If you ask me, I think we should let Cinderella wait for her Prince, Snow White for a kiss, Beauty for the Beast to change and read our children a wide range of pertinent books instead.

These days, the little one and I have packed up our fairy tales and have been reading Goodnight Stories for Rebel Girls instead. This is a sturdy tome filled with mini biographies of a hundred extraordinary women. Her favourite story is Catherine the Great, the German-born princess, who banished her husband and took over as the empress of Russia. A few nights ago, halfway through the passage, she asked me a peculiar question, “Catherine puts her husband in jail! Mama, would you ever put daddy in jail ?” I sighed, “Well, sometimes I may be severely tempted to throw him in a dungeon, but it would be a rather evil thing to do, no?”
Pat came the next question based on the binaries of fairy tales, “So is Catherine good or is she evil then, like a witch ?” Catherine, a young princess who married her royal cousin, did not get her happily ever after with the alcoholic and abrasive Peter III. I looked down at my little one and I said, “You remember what I once told you about witches? That all witches were perhaps princesses first, just like Catherine, who got tired of their knight in shining armour falling off his high horse and decided to take matters into their own hands. All women must take matters into their own hands, including you missy.’
In an era, when according to data from the World Bank, 40 per cent of all women put on their warpaint, if not armour and battle it out in the workplace, the Grimm fairy tales seem as redundant as the quills that they were written with.
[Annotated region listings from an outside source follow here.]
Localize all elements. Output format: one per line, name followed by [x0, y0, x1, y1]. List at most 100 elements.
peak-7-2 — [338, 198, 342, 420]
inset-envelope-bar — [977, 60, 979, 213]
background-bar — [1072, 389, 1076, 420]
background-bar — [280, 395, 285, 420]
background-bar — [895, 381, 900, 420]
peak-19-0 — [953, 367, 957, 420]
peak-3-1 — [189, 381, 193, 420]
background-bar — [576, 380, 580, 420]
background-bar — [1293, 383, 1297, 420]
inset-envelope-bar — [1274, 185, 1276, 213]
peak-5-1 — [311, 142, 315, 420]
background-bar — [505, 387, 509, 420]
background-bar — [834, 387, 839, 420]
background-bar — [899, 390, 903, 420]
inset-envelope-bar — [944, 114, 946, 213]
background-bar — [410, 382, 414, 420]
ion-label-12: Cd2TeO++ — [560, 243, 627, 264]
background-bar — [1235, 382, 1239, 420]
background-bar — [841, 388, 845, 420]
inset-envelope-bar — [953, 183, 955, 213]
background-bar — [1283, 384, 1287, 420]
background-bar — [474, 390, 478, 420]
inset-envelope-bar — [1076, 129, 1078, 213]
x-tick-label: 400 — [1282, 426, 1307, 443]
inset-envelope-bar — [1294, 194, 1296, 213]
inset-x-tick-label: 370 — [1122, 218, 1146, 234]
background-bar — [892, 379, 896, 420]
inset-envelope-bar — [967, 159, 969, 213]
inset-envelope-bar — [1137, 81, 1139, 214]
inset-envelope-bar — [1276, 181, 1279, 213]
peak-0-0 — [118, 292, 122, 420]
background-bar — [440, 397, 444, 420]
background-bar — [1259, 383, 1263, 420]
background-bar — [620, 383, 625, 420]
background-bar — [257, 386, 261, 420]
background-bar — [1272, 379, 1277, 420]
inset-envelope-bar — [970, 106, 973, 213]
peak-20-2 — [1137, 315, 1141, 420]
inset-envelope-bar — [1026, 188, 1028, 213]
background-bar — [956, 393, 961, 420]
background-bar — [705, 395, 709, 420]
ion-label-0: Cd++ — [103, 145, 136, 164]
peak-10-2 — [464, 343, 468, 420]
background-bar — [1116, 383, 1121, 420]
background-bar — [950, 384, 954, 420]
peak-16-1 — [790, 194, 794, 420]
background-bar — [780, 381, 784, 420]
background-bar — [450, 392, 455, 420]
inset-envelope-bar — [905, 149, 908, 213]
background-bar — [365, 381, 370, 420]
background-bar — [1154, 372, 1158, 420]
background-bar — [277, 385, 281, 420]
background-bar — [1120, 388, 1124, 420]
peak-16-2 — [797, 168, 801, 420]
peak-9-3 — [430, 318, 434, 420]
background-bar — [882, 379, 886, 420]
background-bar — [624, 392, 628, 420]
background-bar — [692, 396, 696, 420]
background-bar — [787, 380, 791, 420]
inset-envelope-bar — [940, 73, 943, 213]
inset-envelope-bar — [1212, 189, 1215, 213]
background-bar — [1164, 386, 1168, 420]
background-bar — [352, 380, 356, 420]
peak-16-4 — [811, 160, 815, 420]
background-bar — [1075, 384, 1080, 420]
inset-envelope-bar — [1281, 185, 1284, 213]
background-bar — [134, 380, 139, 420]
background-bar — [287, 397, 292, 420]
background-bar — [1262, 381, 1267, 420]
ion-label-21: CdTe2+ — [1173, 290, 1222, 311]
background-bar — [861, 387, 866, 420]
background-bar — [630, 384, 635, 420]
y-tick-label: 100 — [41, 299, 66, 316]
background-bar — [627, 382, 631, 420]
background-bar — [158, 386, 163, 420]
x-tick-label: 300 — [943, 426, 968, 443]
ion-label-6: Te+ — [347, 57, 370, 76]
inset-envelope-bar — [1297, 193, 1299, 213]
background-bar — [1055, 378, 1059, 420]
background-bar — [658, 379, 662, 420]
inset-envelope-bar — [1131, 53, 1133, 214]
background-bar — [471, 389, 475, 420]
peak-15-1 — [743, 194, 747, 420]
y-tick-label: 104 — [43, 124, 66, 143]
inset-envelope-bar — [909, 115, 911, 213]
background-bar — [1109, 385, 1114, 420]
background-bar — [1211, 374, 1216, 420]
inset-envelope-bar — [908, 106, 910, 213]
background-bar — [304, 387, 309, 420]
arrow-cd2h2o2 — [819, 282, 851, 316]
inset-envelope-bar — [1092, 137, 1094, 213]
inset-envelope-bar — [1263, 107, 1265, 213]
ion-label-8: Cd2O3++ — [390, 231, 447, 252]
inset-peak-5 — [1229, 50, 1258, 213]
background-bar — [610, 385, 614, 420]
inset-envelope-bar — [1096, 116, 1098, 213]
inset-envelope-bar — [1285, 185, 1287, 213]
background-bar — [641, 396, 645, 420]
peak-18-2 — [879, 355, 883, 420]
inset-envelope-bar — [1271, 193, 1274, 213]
Survival of any creation, flesh and blood, or paper and ink, is tied to its ability to evolve and most of these tales, as good as they were once upon a time, are simply not good enough today.
But all ye fairy tale lovers, don’t lose heart, or your lungs and liver for that matter, I do have a nifty solution to salvage these once beloved tales from our past. The Brothers Grimm were clearly always ready to adapt narratives to suit their audience, so I propose a seance where we evoke the spirits of Jacob and Wilhelm and compel them to amend their stories for a 2019 edition of Kinder- und Hausmärchen. Now that would be ghost writing at its very best.